A contract with a volunteer does not have to be long or complicated, but it should include some key clauses.
Volunteer information. Your nonprofit may already have this information from a volunteer application or from a general database. Regardless, it never hurts to collect it again. Make sure to get the volunteer’s name, address, phone number(s), and email address.
Term of service. This area of the contract will vary depending on what the volunteer is being brought on for. If it’s for a specific event, the term may be for that event only. If the volunteer will be serving your nonprofit in other ways, such as mailing out brochures, making phone calls, or providing office support, the term may be longer, such as six months or one year. While a term can be stated, it’s important to remember that a volunteer is not an employee, and therefore action cannot be taken against the volunteer who doesn’t show up or leaves before the term is up.
Event information. If the volunteer will be helping out only with a specific event, the contract should include information about the event, such as its name, location, and any time slot that the volunteer has agreed to work. For volunteers who work with your nonprofit on an ongoing basis, it’s not necessary to have a separate contract for each event they work; just be sure to provide them the event information in another manner.
Volunteer expectations. A contract should include any specific expectations of the volunteer. For example, for an event, a volunteer may be expected to help with set-up and teardown, food preparation or serving, or general support during the event. If the volunteer will be helping out with office support rather than at an event, the contract can state specific expectations so the volunteer has an idea of what to do upon arrival. While the contract can state expectations, it shouldn’t be as specific as with an employment contract, so that there is no confusion about the fact that the volunteer is in fact a volunteer.
Policies. In addition to expectations, your nonprofit may have general policies that all volunteers need to follow. These can include attending volunteer orientation or training, wearing a uniform at events or while on site at your nonprofit, and agreeing to your nonprofit’s code of conduct. While the contract probably won’t list every single policy, your nonprofit may want to consider a separate handout of policies and procedures and then reference that handout in the contract.
Compensation. This may seem like a no-brainer, but the contract should state that the volunteer will not be compensated for the completed work, nor be reimbursed for any expenses incurred. Both stipends and reimbursements can be seen as taxable income, which can make it more likely that the volunteer is an employee. If your nonprofit wishes to give stipends or reimbursements to volunteers, it’s best to consult with a tax advisor first.
Indemnification. An indemnification clause in a contract is a requirement for one party to defend another party in a lawsuit. For example, if an event attendee is injured at your nonprofit’s event, that attendee may seek reimbursement from your nonprofit for injuries because it was the host. But if the volunteer is the one who caused the injury, it should be the volunteer’s responsibility, not your nonprofit’s. By agreeing to an indemnification clause, the volunteer agrees to defend your nonprofit if a situation like this arises.
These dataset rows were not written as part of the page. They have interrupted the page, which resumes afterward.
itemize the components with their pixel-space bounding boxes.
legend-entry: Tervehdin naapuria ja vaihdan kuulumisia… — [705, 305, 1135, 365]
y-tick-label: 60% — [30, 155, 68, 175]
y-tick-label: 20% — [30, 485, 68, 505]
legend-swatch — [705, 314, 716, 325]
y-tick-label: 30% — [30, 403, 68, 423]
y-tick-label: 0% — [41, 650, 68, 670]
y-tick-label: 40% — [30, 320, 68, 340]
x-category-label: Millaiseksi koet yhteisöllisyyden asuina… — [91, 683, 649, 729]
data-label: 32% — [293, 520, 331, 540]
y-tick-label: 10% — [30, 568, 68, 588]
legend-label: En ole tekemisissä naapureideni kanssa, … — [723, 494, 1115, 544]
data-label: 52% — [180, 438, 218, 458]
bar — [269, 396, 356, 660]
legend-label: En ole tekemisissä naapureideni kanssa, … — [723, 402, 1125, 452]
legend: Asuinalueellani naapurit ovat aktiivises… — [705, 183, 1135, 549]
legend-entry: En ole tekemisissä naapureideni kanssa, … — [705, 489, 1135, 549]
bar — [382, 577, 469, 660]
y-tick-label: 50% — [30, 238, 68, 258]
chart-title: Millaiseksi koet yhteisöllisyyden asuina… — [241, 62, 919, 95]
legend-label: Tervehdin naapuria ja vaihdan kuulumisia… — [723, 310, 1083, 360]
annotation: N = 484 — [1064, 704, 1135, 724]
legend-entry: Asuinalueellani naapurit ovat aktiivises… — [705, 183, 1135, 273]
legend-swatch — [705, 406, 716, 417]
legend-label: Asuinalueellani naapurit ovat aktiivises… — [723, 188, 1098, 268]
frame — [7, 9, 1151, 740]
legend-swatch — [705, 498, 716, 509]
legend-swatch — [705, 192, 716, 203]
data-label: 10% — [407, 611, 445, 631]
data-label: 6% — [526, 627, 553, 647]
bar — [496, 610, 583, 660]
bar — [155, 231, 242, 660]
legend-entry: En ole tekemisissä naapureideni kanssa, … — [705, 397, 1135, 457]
Waiver and release. It’s possible that a volunteer will get injured while volunteering. A waiver and release clause has the volunteer waive any claim against your nonprofit and release it from liability. Exceptions may apply to the waiver and release; for example, if the injury was caused by gross negligence, your nonprofit may be held liable regardless of whether there’s a signed waiver and release. But if the injury was caused by the volunteer’s own negligence, that should not be your nonprofit’s responsibility.
A contract with a volunteer is an important document that your nonprofit should utilize. While the contract isn’t complex, it does include some important legal language. Therefore, it might be beneficial to use a lawyer to draft, or in the least, review, your nonprofit’s volunteer contract.